Poster Wed, Jul 8, 2026 • 1:00 AM – 2:45 AM PDT HALL A #4014

SemRep : Generative Code Representation Learning with Code Transformations

Weichen Li ⋅ Jiamin Song ⋅ Bogdan Stoica ⋅ Arav Dhoot ⋅ Gabriel Ryan ⋅ Shengyu Fu ⋅ Kexin Pei

Abstract

Code transformation is a foundational capability in the software development process, where its effectiveness relies on constructing a high-quality code representation to characterize the input code semantics and guide the transformation. Existing approaches treat code transformation as an end-to-end learning task, leaving the construction of the representation needed for semantic reasoning implicit in model weights or relying on rigid compiler-level abstractions. We present SemRep, a framework that improves code transformation through *generative code representation learning*. Our key insight is to employ the semantics-preserving transformations as the intermediate representation, which serves as both a generative mid-training task and the guidance for subsequent instruction-specific code transformations.
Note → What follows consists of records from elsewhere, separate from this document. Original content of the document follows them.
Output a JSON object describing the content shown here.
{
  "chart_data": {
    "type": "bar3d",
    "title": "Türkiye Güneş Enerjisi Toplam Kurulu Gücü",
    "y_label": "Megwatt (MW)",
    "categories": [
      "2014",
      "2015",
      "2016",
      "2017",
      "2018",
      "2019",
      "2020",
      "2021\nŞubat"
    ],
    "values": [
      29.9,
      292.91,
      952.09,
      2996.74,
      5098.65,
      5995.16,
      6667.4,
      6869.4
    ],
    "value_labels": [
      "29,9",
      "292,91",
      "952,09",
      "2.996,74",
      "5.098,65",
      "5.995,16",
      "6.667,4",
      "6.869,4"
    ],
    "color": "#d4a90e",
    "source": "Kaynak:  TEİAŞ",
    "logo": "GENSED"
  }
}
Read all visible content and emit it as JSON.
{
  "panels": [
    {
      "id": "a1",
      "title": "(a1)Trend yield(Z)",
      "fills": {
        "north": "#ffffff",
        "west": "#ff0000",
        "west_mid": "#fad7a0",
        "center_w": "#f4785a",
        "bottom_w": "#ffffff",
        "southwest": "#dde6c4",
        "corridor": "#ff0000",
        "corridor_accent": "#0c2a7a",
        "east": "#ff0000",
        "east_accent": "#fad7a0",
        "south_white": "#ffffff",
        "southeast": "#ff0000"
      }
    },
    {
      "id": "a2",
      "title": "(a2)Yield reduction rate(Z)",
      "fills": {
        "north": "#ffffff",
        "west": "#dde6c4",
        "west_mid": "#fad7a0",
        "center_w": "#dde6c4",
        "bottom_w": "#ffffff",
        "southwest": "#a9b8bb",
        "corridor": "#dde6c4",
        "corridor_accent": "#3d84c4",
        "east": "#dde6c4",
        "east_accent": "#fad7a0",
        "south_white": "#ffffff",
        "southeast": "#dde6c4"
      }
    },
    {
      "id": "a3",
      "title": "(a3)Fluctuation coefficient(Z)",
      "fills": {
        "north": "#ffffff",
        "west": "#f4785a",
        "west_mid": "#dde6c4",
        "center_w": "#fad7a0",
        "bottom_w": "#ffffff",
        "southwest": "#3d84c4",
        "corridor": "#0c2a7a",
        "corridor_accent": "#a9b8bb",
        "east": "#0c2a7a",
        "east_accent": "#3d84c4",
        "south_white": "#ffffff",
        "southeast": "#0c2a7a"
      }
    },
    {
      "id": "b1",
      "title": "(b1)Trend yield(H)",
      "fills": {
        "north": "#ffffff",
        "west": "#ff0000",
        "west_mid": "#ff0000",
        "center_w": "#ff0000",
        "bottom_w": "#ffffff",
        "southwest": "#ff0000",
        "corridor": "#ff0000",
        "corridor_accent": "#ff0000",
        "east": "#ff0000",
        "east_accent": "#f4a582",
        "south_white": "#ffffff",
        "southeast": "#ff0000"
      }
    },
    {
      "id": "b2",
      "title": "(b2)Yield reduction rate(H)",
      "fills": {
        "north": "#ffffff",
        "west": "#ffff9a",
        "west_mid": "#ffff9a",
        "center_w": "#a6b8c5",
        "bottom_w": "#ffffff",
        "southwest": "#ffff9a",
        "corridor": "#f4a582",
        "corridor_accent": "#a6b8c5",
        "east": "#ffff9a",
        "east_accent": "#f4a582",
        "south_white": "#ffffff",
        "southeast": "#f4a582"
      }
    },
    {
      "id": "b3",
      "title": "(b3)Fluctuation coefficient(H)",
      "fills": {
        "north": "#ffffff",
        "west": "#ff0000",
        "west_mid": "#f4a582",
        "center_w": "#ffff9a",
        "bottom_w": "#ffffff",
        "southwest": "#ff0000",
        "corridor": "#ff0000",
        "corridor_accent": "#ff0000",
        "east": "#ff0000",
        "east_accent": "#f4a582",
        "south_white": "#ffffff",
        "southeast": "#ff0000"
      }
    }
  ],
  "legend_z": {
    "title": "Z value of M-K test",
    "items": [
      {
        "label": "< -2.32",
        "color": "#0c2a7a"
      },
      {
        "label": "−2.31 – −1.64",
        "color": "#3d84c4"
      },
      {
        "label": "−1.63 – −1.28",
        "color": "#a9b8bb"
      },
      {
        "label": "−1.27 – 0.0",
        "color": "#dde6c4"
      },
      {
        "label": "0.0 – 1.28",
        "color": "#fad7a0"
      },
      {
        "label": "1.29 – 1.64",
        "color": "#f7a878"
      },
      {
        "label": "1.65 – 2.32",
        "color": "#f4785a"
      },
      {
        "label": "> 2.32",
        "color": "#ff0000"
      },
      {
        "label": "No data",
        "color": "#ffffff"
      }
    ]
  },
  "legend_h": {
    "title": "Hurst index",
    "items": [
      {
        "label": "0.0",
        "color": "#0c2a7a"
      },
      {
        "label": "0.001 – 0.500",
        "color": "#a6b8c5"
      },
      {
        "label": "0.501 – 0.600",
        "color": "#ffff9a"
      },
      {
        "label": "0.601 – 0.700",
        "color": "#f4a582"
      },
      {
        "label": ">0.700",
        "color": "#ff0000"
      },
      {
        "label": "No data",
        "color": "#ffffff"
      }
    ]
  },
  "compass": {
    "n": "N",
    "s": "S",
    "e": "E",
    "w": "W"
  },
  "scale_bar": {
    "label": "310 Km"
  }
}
Across general code editing and optimization tasks (e.g., GPU kernel optimization), SemRep outperforms the extensively finetuned baselines with strictly the same training budget by 6.9\% in correctness, 1.1$\times$ in performance, 13.9\% in generalization, and 6.7\% in robustness. With the improved exploration of diverse code transformations, SemRep is particularly amenable to evolutionary search. Combined with an evolutionary coding agent, SemRep finds optimizations that 685B larger-weight baselines fail to discover while achieving the same performance with 25\% less inference compute.

Lay Summary

Code transformation, e.g., editing code to fix bugs, add features, or improve performance, is a core task in software engineering. Current large language models attempt these edits end-to-end, jumping directly from input code to the desired output. This often leads to errors because the model never explicitly reasons about what the original code does before changing it. SemRep addresses this by disentangling semantic understanding from task-specific code editing. The model is first trained to generate semantically equivalent rewrites of the input code — programs that look different but behave identically, verified through test execution. This serves as a form of generative representation learning, forcing the model to internalize code semantics as explicit, human-readable intermediate programs rather than latent weight parameters. The model is then finetuned for the specific editing task. Crucially, both training phases share a fixed total budget, so the approach introduces no additional training cost over standard finetuning. During inference, SemRep allows the model to explore semantically equivalent variants of the input before applying the requested transformation. This naturally supports test-time scaling through evolutionary search, where diverse equivalent rewrites serve as stepping stones toward better solutions. Experiments on GPU kernel optimization (KernelBench) and real-world code editing (EditBench) show that SemRep enables a 32B model to match or exceed commercial systems and open-weight models up to 12× larger. It improves correctness by up to 43% over the previous state of the art, generalizes 13.9% better to unseen hardware, and is 6.7% more robust to surface-level code perturbations. When integrated with an evolutionary coding agent, SemRep discovers optimizations that 685B-parameter models fail to find while using 25% less inference compute.